Nesse artigo serão apresentados alguns tópicos de sessão “Obesidade – descobertas, desenvolvimentos e novos rumos”, recentemente apresentada no congresso da American Diabetes Association (ADA 2021).
A obesidade
É uma doença heterogênea, com forte base biológica e importante influência genética. Um dos fatores que torna o manejo difícil é a falta de ferramentas que nos ajudem a prever a resposta clínica de cada paciente a diferentes intervenções. A análise genética poderia ajudar? E a dosagem de hormônios relacionados ao controle do apetite? A composição da dieta influencia os resultados clínicos?

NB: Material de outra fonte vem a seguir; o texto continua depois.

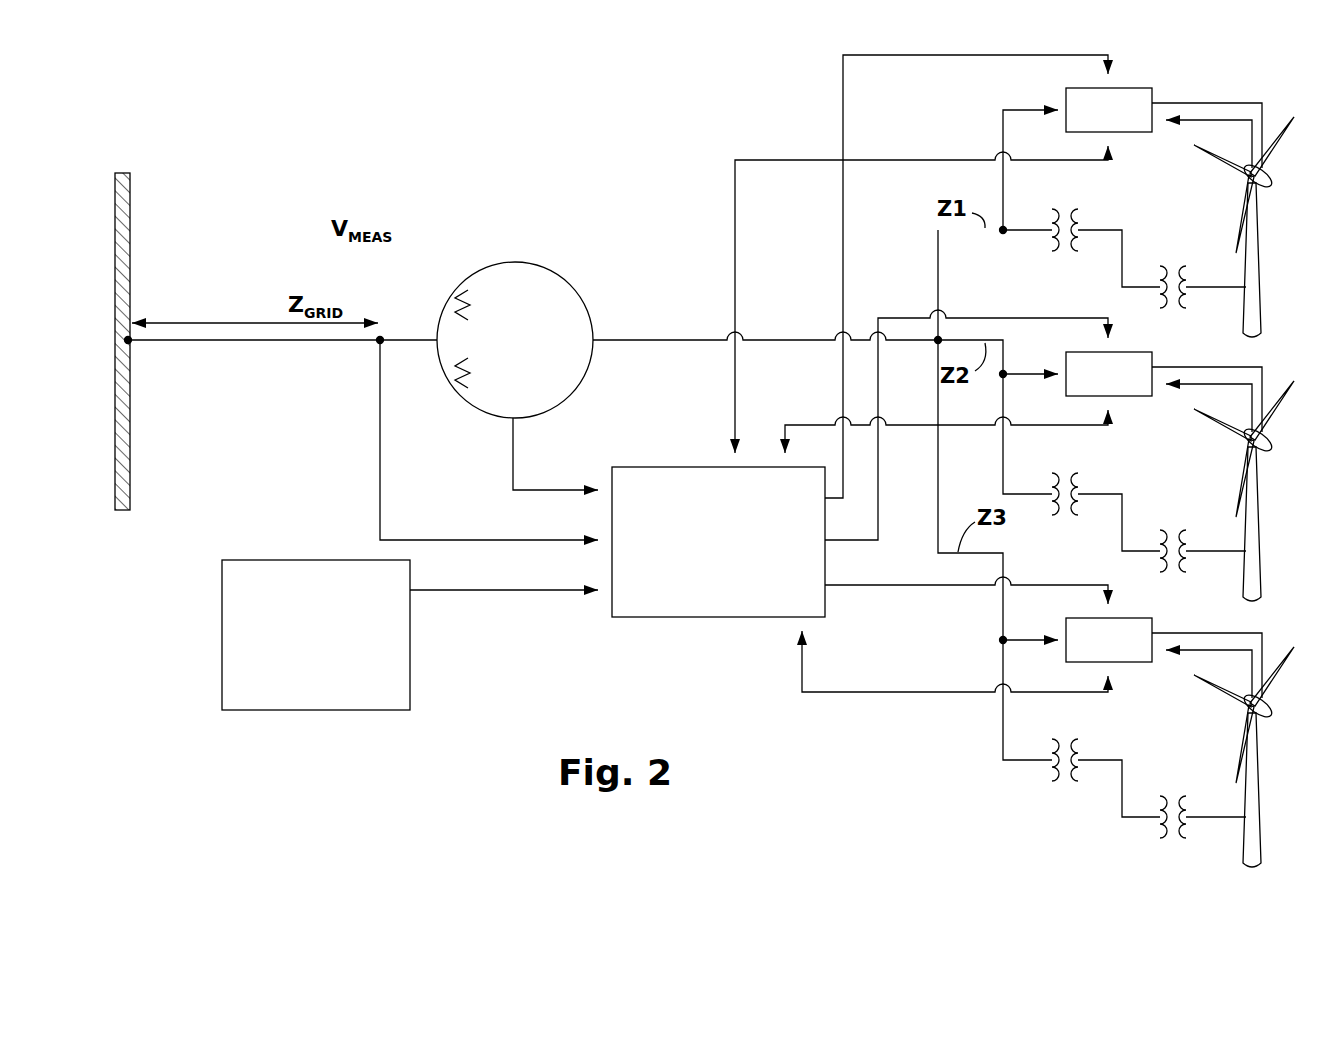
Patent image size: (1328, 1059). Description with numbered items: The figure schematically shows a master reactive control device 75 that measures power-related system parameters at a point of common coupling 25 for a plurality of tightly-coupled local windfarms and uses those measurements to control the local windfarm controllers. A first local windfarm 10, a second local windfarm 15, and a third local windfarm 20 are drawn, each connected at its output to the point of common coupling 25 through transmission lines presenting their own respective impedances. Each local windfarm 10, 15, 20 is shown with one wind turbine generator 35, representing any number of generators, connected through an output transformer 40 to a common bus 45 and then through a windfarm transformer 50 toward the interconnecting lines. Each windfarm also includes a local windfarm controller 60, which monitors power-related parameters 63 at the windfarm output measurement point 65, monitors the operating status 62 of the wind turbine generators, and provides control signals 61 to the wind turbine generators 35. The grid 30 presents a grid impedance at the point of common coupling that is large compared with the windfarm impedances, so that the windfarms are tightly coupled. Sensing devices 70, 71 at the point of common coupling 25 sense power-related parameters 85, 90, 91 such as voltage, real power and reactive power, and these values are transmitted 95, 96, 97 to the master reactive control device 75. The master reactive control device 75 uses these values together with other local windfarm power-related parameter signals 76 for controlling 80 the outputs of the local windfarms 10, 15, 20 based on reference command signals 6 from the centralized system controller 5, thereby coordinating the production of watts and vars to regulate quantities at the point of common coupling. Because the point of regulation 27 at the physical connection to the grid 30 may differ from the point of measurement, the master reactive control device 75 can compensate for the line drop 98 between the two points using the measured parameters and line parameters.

The centralized system controller 5 is at (345, 712).
The reference command signals 6 is at (548, 592).
The first local windfarm 10 is at (1249, 227).
The second local windfarm 15 is at (1249, 491).
The third local windfarm 20 is at (1249, 757).
The point of common coupling 25 is at (378, 344).
The point of regulation 27 is at (132, 345).
The grid 30 is at (130, 256).
The wind turbine generator 35 is at (1249, 492).
The output transformer 40 is at (1192, 272).
The common bus 45 is at (1122, 252).
The windfarm transformer 50 is at (1084, 216).
The local windfarm controller 60 is at (1152, 90).
The control signals 61 is at (1262, 104).
The operating status signals 62 is at (1176, 122).
The power-related parameters 63 is at (1003, 203).
The output measurement point 65 is at (1003, 234).
The sensing device 70 is at (384, 402).
The sensing device 71 is at (577, 292).
The master reactive control device 75 is at (668, 618).
The local windfarm power-related parameter signals 76 is at (735, 415).
The controlling signals 80 is at (975, 56).
The power-related parameter 85 is at (380, 490).
The power-related parameter 90 is at (458, 300).
The power-related parameter 91 is at (462, 385).
The transmitted power-related parameter 95 is at (570, 454).
The transmitted power-related parameter 96 is at (555, 454).
The power measurement signal 97 is at (515, 465).
The line drop 98 is at (214, 322).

E ainda: um dos motivos para o ganho de peso na pandemia foi o abandono do acompanhamento com profissionais de saúde, nutricionistas e educadores físicos. Com isso muita gente recorreu a programas de orientação on-line. Mas será que essa pode ser uma opção válida em termos de desfechos clínicos?
Esses foram alguns dos temas discutidos nessa sessão do ADA. Veja abaixo um resumo sobre as pesquisas que tentaram responder a essas perguntas.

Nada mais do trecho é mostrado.